Experimental scheme.

Granite residual soil exhibits inferior mechanical properties, which may lead to slope instability and embankment settlement. Microbial solidification technology offers an environmentally sustainable and highly effective approach for the improvement of such soils. To enhance the strength properties of granite residual soil in the Hanzhong region, three urease-producing Bacillus species, including Bacillus velezensis, Bacillus subtilis, and Bacillus tequilensis, are extracted from the soil in the same area, and solidification improvement experiments are conducted by changing the concentration of the cementing solution. The experimental results indicate that all three bacterial strains can substantially enhance the shear strength of soil. The optimal improvement effect for each strain is observed when the cementing solution concentration reaches 2 mol/L. Notably, Bacillus subtilis exhibits the greatest increase in internal friction angle, rising by 145.32% compared to the unimproved.

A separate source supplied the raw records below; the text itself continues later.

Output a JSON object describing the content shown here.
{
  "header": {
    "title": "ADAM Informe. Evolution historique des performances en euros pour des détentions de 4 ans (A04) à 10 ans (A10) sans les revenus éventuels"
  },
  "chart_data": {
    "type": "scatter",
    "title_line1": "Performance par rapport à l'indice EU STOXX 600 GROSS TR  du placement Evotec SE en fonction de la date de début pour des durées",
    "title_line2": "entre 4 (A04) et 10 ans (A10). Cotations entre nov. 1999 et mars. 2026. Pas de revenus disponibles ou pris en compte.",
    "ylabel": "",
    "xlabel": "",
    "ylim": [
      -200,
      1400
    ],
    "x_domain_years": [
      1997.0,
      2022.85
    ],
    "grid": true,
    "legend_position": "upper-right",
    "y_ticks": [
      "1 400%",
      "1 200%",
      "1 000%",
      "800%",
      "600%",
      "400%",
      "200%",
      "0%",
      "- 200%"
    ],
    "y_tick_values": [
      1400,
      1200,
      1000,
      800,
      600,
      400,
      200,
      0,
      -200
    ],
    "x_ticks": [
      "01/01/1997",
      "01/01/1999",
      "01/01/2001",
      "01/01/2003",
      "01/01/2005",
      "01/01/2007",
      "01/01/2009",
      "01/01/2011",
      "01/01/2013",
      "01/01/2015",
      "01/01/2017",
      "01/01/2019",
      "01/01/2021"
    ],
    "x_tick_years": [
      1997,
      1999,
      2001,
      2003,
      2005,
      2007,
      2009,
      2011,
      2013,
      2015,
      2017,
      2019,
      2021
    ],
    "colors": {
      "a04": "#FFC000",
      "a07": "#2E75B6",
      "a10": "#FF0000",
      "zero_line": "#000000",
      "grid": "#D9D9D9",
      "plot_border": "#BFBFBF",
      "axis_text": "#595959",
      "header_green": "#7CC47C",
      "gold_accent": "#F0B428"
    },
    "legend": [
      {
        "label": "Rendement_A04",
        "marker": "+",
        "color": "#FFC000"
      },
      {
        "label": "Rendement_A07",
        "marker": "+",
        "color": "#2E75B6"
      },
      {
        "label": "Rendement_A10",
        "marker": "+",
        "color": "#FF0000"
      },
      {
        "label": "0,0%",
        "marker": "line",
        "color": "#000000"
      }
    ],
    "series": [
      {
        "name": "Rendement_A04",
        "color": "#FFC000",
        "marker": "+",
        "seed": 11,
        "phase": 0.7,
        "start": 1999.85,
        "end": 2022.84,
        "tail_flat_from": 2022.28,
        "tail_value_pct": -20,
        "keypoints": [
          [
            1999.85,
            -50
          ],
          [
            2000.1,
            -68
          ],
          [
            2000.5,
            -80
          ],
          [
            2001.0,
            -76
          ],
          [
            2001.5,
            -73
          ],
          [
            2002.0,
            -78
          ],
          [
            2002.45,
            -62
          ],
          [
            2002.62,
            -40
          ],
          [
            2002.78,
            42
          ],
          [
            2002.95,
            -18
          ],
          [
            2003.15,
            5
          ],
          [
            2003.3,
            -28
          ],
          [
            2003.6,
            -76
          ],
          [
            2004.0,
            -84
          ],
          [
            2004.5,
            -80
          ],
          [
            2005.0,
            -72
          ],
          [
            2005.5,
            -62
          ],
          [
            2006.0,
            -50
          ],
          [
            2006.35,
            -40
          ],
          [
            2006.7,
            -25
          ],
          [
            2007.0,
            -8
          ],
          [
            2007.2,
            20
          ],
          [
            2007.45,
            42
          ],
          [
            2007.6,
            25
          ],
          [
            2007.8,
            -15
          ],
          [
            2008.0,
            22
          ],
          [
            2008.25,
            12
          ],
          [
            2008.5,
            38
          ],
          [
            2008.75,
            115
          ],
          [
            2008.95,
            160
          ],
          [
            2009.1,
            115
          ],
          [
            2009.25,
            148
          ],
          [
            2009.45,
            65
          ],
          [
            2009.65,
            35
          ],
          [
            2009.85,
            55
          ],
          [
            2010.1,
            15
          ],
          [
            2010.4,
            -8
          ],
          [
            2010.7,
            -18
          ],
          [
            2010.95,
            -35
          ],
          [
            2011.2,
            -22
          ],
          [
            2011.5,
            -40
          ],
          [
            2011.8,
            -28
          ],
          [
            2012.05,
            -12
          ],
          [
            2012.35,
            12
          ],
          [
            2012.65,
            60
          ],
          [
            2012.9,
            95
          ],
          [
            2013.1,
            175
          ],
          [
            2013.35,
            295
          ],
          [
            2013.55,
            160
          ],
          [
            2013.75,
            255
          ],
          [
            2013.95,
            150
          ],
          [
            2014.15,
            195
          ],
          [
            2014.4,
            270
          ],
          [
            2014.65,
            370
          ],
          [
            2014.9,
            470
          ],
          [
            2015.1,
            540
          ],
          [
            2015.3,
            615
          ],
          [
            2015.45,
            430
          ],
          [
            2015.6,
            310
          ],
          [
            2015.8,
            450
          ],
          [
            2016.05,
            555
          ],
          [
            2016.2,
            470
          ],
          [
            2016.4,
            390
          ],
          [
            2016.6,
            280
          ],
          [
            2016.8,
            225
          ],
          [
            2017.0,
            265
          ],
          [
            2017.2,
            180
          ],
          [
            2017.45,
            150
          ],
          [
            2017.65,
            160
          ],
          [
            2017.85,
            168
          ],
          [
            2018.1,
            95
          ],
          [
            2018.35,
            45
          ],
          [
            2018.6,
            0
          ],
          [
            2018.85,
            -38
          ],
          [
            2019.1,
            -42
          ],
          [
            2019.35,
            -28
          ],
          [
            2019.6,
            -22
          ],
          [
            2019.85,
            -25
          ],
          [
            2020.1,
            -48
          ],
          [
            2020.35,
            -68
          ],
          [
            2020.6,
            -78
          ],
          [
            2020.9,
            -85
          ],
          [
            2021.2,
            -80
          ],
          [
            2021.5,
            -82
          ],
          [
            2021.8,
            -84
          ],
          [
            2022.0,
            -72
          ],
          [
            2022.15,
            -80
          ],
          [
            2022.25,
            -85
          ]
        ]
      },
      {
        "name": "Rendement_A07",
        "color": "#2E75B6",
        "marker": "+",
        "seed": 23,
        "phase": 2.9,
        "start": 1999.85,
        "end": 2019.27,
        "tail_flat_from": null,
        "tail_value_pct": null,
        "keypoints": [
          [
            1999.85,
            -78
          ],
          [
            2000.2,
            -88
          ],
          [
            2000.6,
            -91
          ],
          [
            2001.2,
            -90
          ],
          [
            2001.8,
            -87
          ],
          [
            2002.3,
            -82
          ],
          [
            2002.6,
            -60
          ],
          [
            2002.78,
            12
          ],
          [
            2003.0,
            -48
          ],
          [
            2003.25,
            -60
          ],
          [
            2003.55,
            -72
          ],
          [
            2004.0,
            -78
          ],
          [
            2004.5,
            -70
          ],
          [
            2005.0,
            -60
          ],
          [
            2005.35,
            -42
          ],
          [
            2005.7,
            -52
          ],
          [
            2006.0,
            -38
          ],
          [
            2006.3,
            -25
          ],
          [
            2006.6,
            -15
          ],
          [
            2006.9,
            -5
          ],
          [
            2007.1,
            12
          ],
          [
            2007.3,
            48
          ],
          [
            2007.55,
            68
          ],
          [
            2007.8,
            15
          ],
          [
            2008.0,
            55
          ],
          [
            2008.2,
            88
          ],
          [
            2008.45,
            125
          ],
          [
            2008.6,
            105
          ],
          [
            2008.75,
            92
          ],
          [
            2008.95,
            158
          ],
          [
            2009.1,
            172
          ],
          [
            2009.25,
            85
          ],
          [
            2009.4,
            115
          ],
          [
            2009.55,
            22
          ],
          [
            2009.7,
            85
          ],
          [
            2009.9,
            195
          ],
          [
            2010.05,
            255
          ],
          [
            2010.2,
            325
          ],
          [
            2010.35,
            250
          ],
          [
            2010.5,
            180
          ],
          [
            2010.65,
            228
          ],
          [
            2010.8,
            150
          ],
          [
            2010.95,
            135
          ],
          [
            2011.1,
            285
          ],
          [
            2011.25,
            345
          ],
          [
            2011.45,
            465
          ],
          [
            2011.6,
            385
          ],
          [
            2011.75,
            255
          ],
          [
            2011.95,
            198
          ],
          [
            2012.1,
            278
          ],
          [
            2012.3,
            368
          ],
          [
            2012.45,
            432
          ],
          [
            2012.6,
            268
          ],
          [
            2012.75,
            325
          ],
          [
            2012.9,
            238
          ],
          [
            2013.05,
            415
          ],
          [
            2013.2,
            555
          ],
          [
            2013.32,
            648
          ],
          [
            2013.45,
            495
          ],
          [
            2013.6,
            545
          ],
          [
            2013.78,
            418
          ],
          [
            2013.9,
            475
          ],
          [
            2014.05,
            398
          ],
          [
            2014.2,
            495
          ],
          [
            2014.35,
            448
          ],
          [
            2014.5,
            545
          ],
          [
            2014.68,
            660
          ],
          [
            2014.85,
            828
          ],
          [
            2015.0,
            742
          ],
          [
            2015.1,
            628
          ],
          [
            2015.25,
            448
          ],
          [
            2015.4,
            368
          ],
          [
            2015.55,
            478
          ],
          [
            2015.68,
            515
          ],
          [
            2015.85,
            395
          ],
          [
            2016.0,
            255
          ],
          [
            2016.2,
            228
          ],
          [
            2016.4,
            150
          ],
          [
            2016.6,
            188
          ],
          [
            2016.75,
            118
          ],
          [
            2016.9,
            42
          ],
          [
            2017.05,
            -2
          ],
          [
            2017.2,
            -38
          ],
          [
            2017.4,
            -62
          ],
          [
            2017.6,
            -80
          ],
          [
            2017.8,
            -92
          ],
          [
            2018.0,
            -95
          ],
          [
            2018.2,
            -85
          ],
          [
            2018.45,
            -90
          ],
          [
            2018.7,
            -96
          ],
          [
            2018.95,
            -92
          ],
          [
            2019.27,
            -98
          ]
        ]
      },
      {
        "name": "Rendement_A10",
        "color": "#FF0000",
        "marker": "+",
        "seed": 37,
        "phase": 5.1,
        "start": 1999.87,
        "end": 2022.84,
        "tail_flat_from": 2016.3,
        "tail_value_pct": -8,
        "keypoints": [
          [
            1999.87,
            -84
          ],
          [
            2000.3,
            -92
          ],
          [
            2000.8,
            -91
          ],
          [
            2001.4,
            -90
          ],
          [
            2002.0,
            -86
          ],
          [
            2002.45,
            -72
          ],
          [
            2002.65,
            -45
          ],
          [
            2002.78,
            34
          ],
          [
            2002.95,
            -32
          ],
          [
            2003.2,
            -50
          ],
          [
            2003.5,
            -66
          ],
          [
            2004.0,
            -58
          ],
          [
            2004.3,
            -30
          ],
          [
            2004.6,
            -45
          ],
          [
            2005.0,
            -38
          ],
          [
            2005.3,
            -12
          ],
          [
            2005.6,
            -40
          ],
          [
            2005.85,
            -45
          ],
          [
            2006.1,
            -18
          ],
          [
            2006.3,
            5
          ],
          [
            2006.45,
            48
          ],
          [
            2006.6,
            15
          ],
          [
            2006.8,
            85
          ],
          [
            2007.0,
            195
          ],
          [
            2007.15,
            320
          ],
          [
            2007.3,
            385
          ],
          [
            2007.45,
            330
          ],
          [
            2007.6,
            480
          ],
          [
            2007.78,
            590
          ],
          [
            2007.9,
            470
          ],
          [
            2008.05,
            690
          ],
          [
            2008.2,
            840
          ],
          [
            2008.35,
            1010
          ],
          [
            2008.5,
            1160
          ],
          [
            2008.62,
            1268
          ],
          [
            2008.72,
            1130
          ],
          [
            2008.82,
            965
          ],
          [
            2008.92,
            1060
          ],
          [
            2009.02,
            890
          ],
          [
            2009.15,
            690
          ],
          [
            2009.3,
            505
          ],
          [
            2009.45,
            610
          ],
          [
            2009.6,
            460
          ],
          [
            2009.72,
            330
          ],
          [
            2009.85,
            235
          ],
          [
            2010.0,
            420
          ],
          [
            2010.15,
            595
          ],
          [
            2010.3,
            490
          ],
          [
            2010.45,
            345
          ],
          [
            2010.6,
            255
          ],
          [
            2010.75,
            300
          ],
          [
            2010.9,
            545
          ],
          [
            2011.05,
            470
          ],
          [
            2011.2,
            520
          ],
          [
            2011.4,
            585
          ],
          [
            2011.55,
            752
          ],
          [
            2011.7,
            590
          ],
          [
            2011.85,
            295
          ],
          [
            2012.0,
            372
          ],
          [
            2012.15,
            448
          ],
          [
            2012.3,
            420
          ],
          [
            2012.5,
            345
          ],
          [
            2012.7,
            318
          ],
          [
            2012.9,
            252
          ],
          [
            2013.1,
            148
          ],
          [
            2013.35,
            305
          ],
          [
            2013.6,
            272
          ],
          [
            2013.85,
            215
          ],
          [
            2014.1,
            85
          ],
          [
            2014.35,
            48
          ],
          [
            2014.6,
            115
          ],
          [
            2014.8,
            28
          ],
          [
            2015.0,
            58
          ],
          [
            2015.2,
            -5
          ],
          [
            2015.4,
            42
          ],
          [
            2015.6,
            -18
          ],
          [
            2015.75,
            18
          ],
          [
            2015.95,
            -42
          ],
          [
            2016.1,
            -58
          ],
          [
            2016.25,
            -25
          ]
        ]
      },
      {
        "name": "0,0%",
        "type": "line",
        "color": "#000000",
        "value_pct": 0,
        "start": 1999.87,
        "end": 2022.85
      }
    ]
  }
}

In contrast, Bacillus tequilensis shows the highest improvement in cohesion, with a maximum increase of 316.19%. The solidification effect differed among different bacterial strains, with B. tequilensis and B. velezensis exhibiting better performance in high-concentration cementing solutions. Scanning electron microscopy (SEM) and X-ray diffraction (XRD) analysis reveal that the calcium carbonate precipitates in the soil solidified by these three types of bacteria can strongly bind to the soil particles, confirming the improvement effect at the microscopic level. This study provides an eco-friendly and cost-effective improvement method for the engineering application of granite residual soil, which plays an important role in improving the quality and decreasing the cost of artificial slope filling, roadbed filling, and foundation pit backfilling in areas with granite residual soil.